KAMU İŞÇİLERİ NE TALEP EDİYOR?
Kamu işçisi zam oranı belli oldu mu?
Kamu işçilerinin 2023 seçimlerinde aldıkları zamları gündeme getiren Çelik, "Bu artışlar, o dönemde yapılan sendikal mücadelenin ötesinde siyasi duruma bağlı meydana geldi. Ancak son iki yılda koşullar oldukça değişti. Yüksek enflasyon ve hükümetin kemer sıkma politikaları, kamu işçilerinin maaşlarını ve emek gelirlerini ciddi şekilde eritti." açıklamalarında bulundu.
İşçi tarafının önerisinin makul olduğuna dikkat çeken Prof.

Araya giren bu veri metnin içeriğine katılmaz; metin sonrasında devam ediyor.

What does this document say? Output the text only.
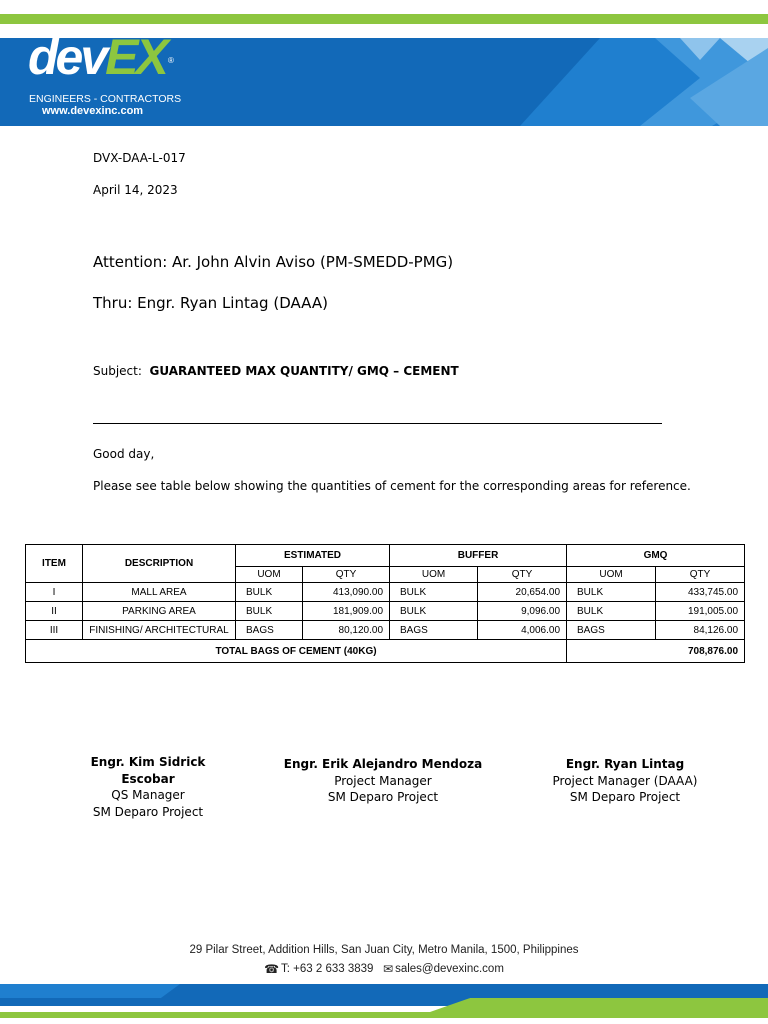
devEX ®
ENGINEERS - CONTRACTORS
www.devexinc.com
DVX-DAA-L-017
April 14, 2023
Attention: Ar. John Alvin Aviso (PM-SMEDD-PMG)
Thru: Engr. Ryan Lintag (DAAA)
Subject: GUARANTEED MAX QUANTITY/ GMQ – CEMENT
Good day,
Please see table below showing the quantities of cement for the corresponding areas for reference.
ITEM	DESCRIPTION	ESTIMATED		BUFFER		GMQ	
		UOM	QTY	UOM	QTY	UOM	QTY
I	MALL AREA	BULK	413,090.00	BULK	20,654.00	BULK	433,745.00
II	PARKING AREA	BULK	181,909.00	BULK	9,096.00	BULK	191,005.00
III	FINISHING/ ARCHITECTURAL	BAGS	80,120.00	BAGS	4,006.00	BAGS	84,126.00
TOTAL BAGS OF CEMENT (40KG)						708,876.00	
Engr. Kim Sidrick Escobar
QS Manager
SM Deparo Project
Engr. Erik Alejandro Mendoza
Project Manager
SM Deparo Project
Engr. Ryan Lintag
Project Manager (DAAA)
SM Deparo Project
29 Pilar Street, Addition Hills, San Juan City, Metro Manila, 1500, Philippines
☎ T: +63 2 633 3839 ✉ sales@devexinc.com
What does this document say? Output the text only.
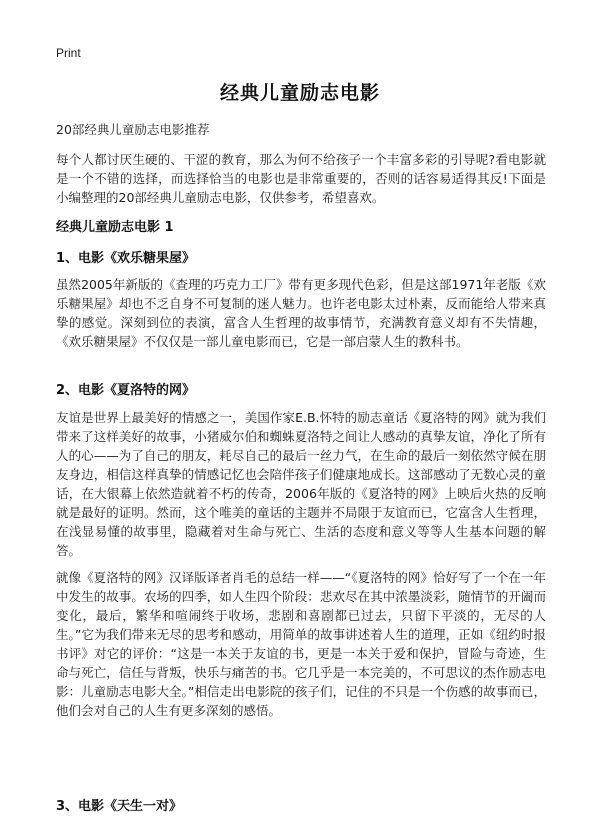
Print
经典儿童励志电影
20部经典儿童励志电影推荐
每个人都讨厌生硬的、干涩的教育，那么为何不给孩子一个丰富多彩的引导呢?看电影就是一个不错的选择，而选择恰当的电影也是非常重要的，否则的话容易适得其反!下面是小编整理的20部经典儿童励志电影，仅供参考，希望喜欢。
经典儿童励志电影 1
1、电影《欢乐糖果屋》
虽然2005年新版的《查理的巧克力工厂》带有更多现代色彩，但是这部1971年老版《欢乐糖果屋》却也不乏自身不可复制的迷人魅力。也许老电影太过朴素，反而能给人带来真挚的感觉。深刻到位的表演，富含人生哲理的故事情节，充满教育意义却有不失情趣，《欢乐糖果屋》不仅仅是一部儿童电影而已，它是一部启蒙人生的教科书。
2、电影《夏洛特的网》
友谊是世界上最美好的情感之一，美国作家E.B.怀特的励志童话《夏洛特的网》就为我们带来了这样美好的故事，小猪威尔伯和蜘蛛夏洛特之间让人感动的真挚友谊，净化了所有人的心——为了自己的朋友，耗尽自己的最后一丝力气，在生命的最后一刻依然守候在朋友身边，相信这样真挚的情感记忆也会陪伴孩子们健康地成长。这部感动了无数心灵的童话，在大银幕上依然造就着不朽的传奇，2006年版的《夏洛特的网》上映后火热的反响就是最好的证明。然而，这个唯美的童话的主题并不局限于友谊而已，它富含人生哲理，在浅显易懂的故事里，隐藏着对生命与死亡、生活的态度和意义等等人生基本问题的解答。
就像《夏洛特的网》汉译版译者肖毛的总结一样——“《夏洛特的网》恰好写了一个在一年中发生的故事。农场的四季，如人生四个阶段：悲欢尽在其中浓墨淡彩，随情节的开阖而变化，最后，繁华和喧闹终于收场，悲剧和喜剧都已过去，只留下平淡的，无尽的人生。”它为我们带来无尽的思考和感动，用简单的故事讲述着人生的道理，正如《纽约时报书评》对它的评价：“这是一本关于友谊的书，更是一本关于爱和保护，冒险与奇迹，生命与死亡，信任与背叛，快乐与痛苦的书。它几乎是一本完美的，不可思议的杰作励志电影：儿童励志电影大全。”相信走出电影院的孩子们，记住的不只是一个伤感的故事而已，他们会对自己的人生有更多深刻的感悟。
3、电影《天生一对》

Dr. Çelik, mevcut durumda kamu işçilerinin 40-42 bin lira civarında maaş aldıklarını dile getirdi.
Çelik, "Kamu işçileri hem ücretlerinde büyük bir artış hem de artan vergi yükünden korunmak istiyor. Örneğin, önerilen teklifte vergi oranlarının yüzde 15'te sabit tutulması talep ediliyor. Vergi dilimlerindeki artış, işçilerin alım gücünü ciddi şekilde düşürüyor." diyerek durumu özetledi.
İşçilerin üzerindeki vergi yükünü detaylandıran Çalışma Ekonomisi Uzmanı Çelik, şunları söyledi:
"Kamu çalışanlarının önemli bir kesimi Haziran 2025 itibariyle yüzde 27'lik üçüncü vergi dilimine girdi. Bu da demektir ki şu anda 2024'teki maaşlarından daha düşük bir gelir elde ediyorlar ve bu ödemeleri de zaten enflasyon karşısında eriyip gidiyor."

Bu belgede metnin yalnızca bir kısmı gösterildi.